On Monday, September 29th, H.R. 3997, the Emergency Economic Stabilization Act of 2008, failed to pass the U.S. House of Representatives, despite Ryan's vote in favor of the bill. On Wednesday, October 1st, the U.S. Senate passed H.R. 1424, a similar economic rescue package including an increase in the FDIC insurance cap. Earlier today, with Ryan's support, H.R. 1424 was passed by the U.S. House of Representatives. Following today's vote on the House floor, Ryan issued the following statement:
"The Bush Administration offended the American people with a three-page request for a blank check from Congress. Trust us' simply wouldn't do. I personally fought to make sure that taxpayers were protected. I fought to make sure that once these troubled institutions start making profits, the taxpayers benefit first and foremost. I fought to make sure Wall Street executives don't profit personally as a result of their irresponsible decisions. I wrote the provision to ensure that Wall Street shares in the cost of their own recovery. I got in the arena these past two weeks and fought for a better deal for the American taxpayer and those I serve in Wisconsin.

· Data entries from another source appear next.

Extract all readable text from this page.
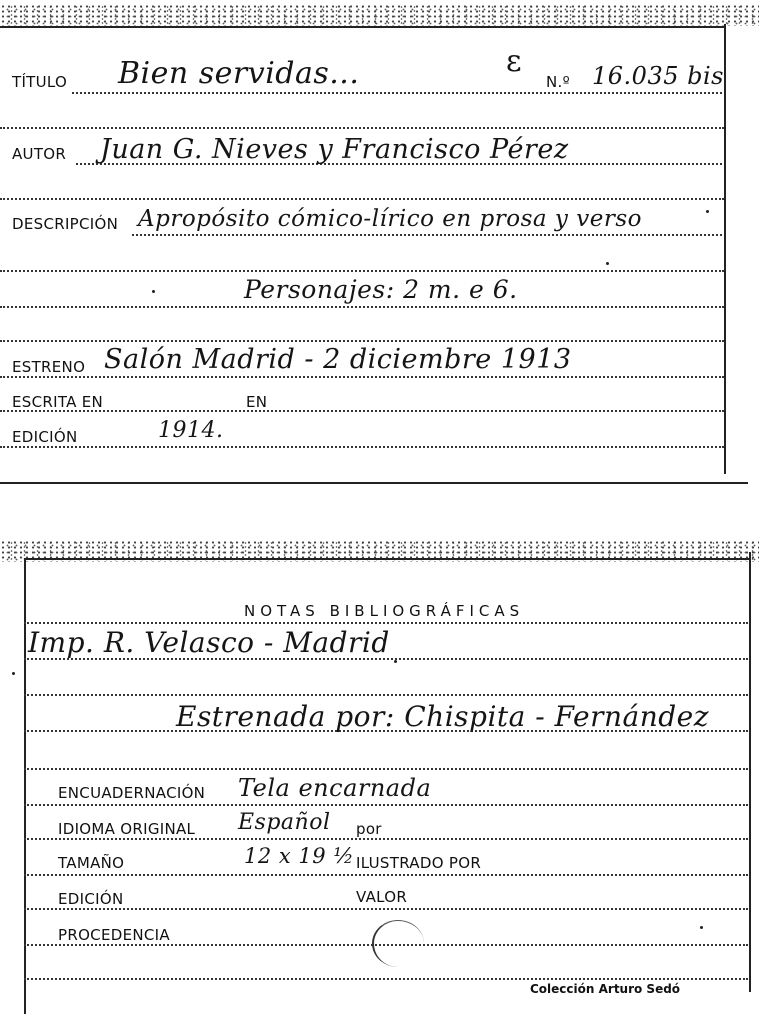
TÍTULO Bien servidas...	ɛ
N.º 16.035 bis
AUTOR Juan G. Nieves y Francisco Pérez
DESCRIPCIÓN Apropósito cómico-lírico en prosa y verso
Personajes: 2 m. e 6.
ESTRENO Salón Madrid - 2 diciembre 1913
ESCRITA EN	EN
EDICIÓN	1914.
NOTAS BIBLIOGRÁFICAS
Imp. R. Velasco - Madrid
Estrenada por: Chispita - Fernández
ENCUADERNACIÓN Tela encarnada
IDIOMA ORIGINAL Español por
TAMAÑO	12 x 19 ½ ILUSTRADO POR
EDICIÓN	VALOR
PROCEDENCIA
Colección Arturo Sedó
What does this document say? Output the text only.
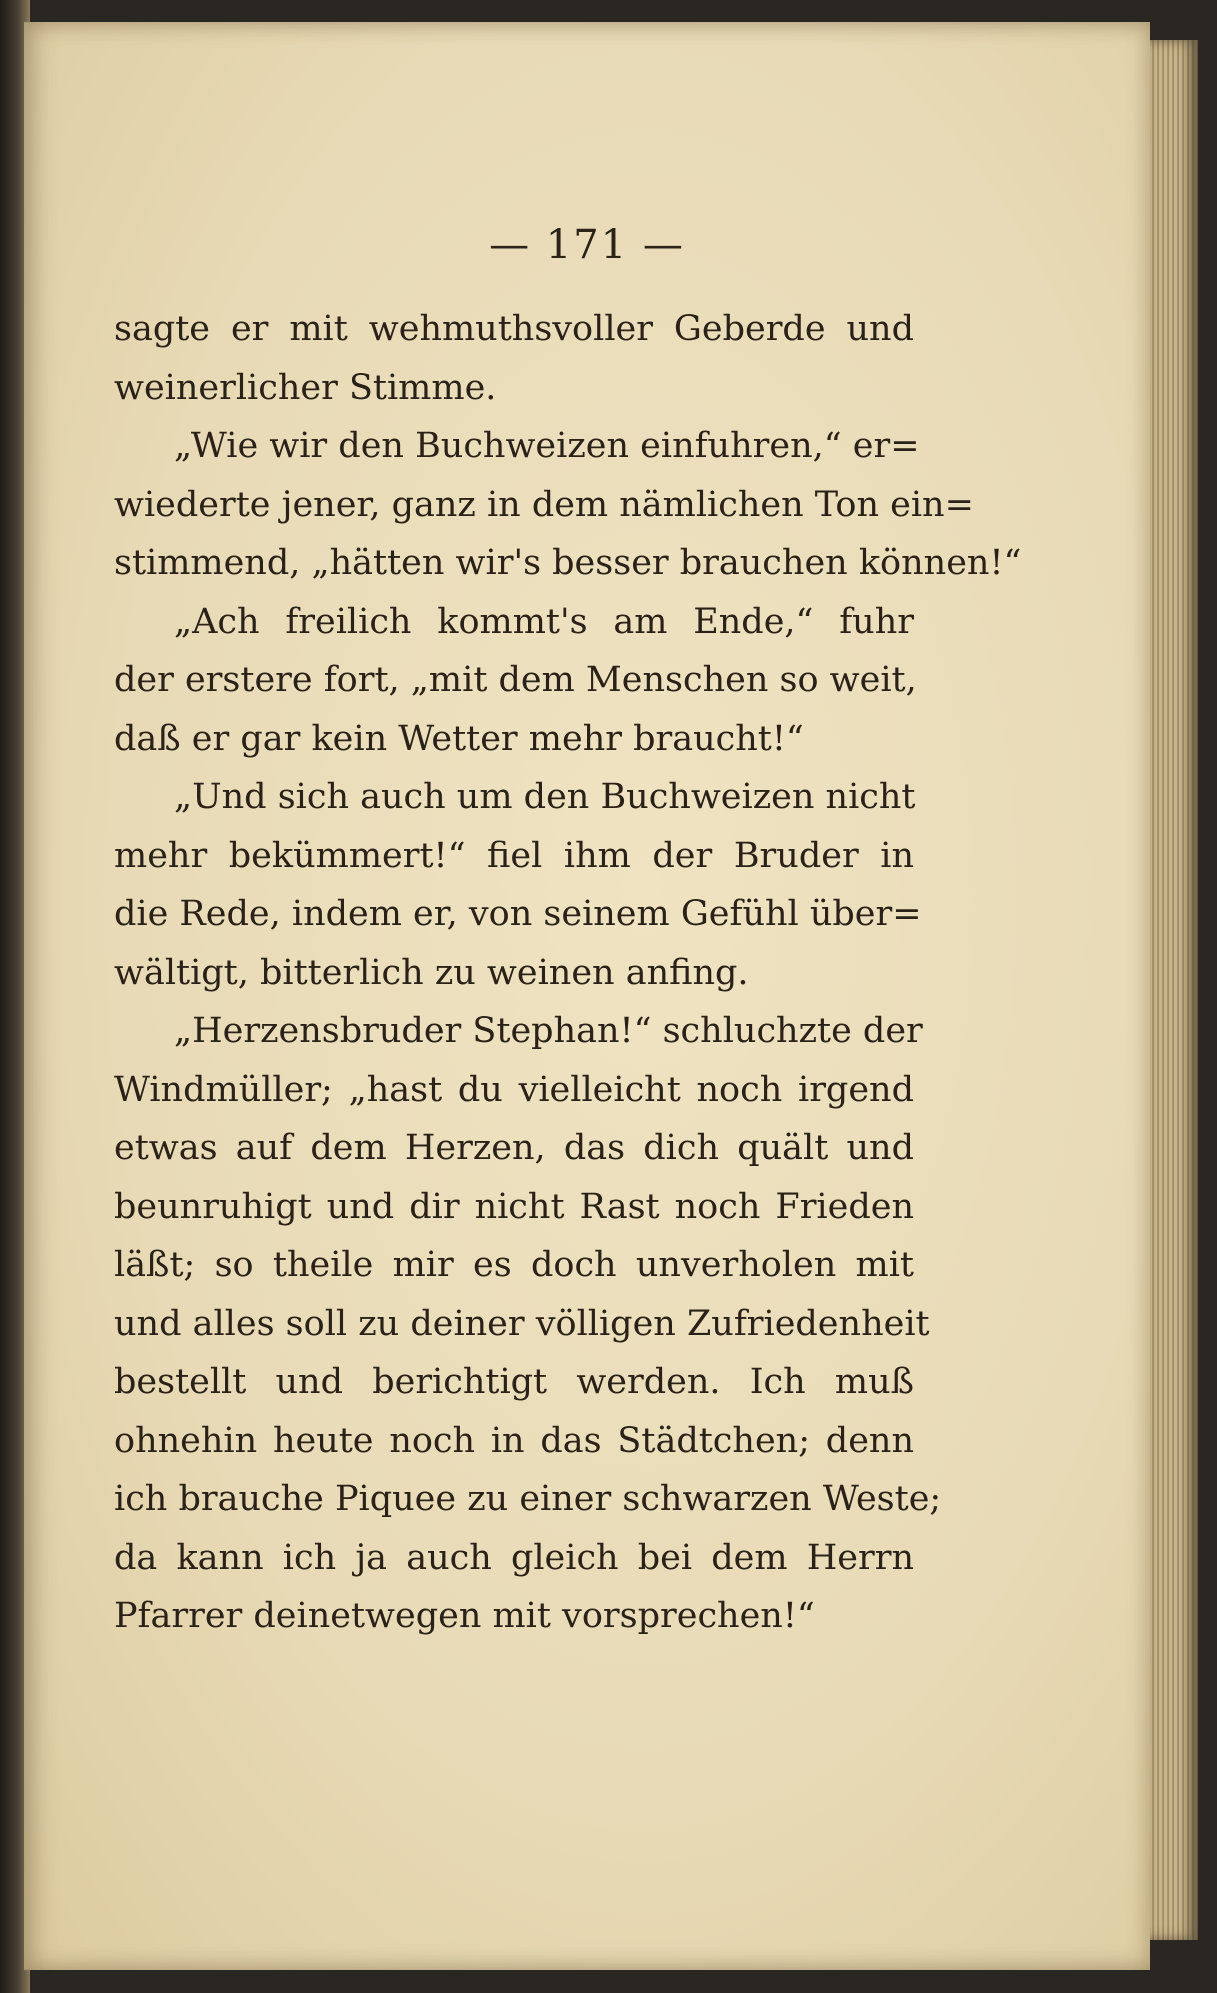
— 171 —
sagte er mit wehmuthsvoller Geberde und
weinerlicher Stimme.
„Wie wir den Buchweizen einfuhren,“ er=
wiederte jener, ganz in dem nämlichen Ton ein=
stimmend, „hätten wir's besser brauchen können!“
„Ach freilich kommt's am Ende,“ fuhr
der erstere fort, „mit dem Menschen so weit,
daß er gar kein Wetter mehr braucht!“
„Und sich auch um den Buchweizen nicht
mehr bekümmert!“ fiel ihm der Bruder in
die Rede, indem er, von seinem Gefühl über=
wältigt, bitterlich zu weinen anfing.
„Herzensbruder Stephan!“ schluchzte der
Windmüller; „hast du vielleicht noch irgend
etwas auf dem Herzen, das dich quält und
beunruhigt und dir nicht Rast noch Frieden
läßt; so theile mir es doch unverholen mit
und alles soll zu deiner völligen Zufriedenheit
bestellt und berichtigt werden. Ich muß
ohnehin heute noch in das Städtchen; denn
ich brauche Piquee zu einer schwarzen Weste;
da kann ich ja auch gleich bei dem Herrn
Pfarrer deinetwegen mit vorsprechen!“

"Our communities in Southern Wisconsin have endured devastating economic hardships as of late, and I could not sit idly by with so much at stake. At the end of the day, this package is about the American taxpayer and American jobs. Failing to act on a viable alternative would have been devastating to American families and American workers. To stabilize our economy and to preserve American jobs, this bill moves us in the right direction. We are facing a Wall Street crisis that is now becoming a banking crisis - a Main Street crisis. There are still many difficult days ahead. This bill is not designed to prevent a recession, but rather to prevent a crash. This bill is about protecting working families' access to credit - so students can secure college loans, farmers can make their needed investments, seniors can secure their retirement, and businesses can pay their employees.
"I am outraged that we find ourselves in this situation, and we must hold those responsible to account. I will continue to push for additional reforms, working to modernize the regulatory framework and increase the transparency of our financial system. As Congress works to address our current financial crisis, reforms must be put in place to prevent this situation from being repeated in the future."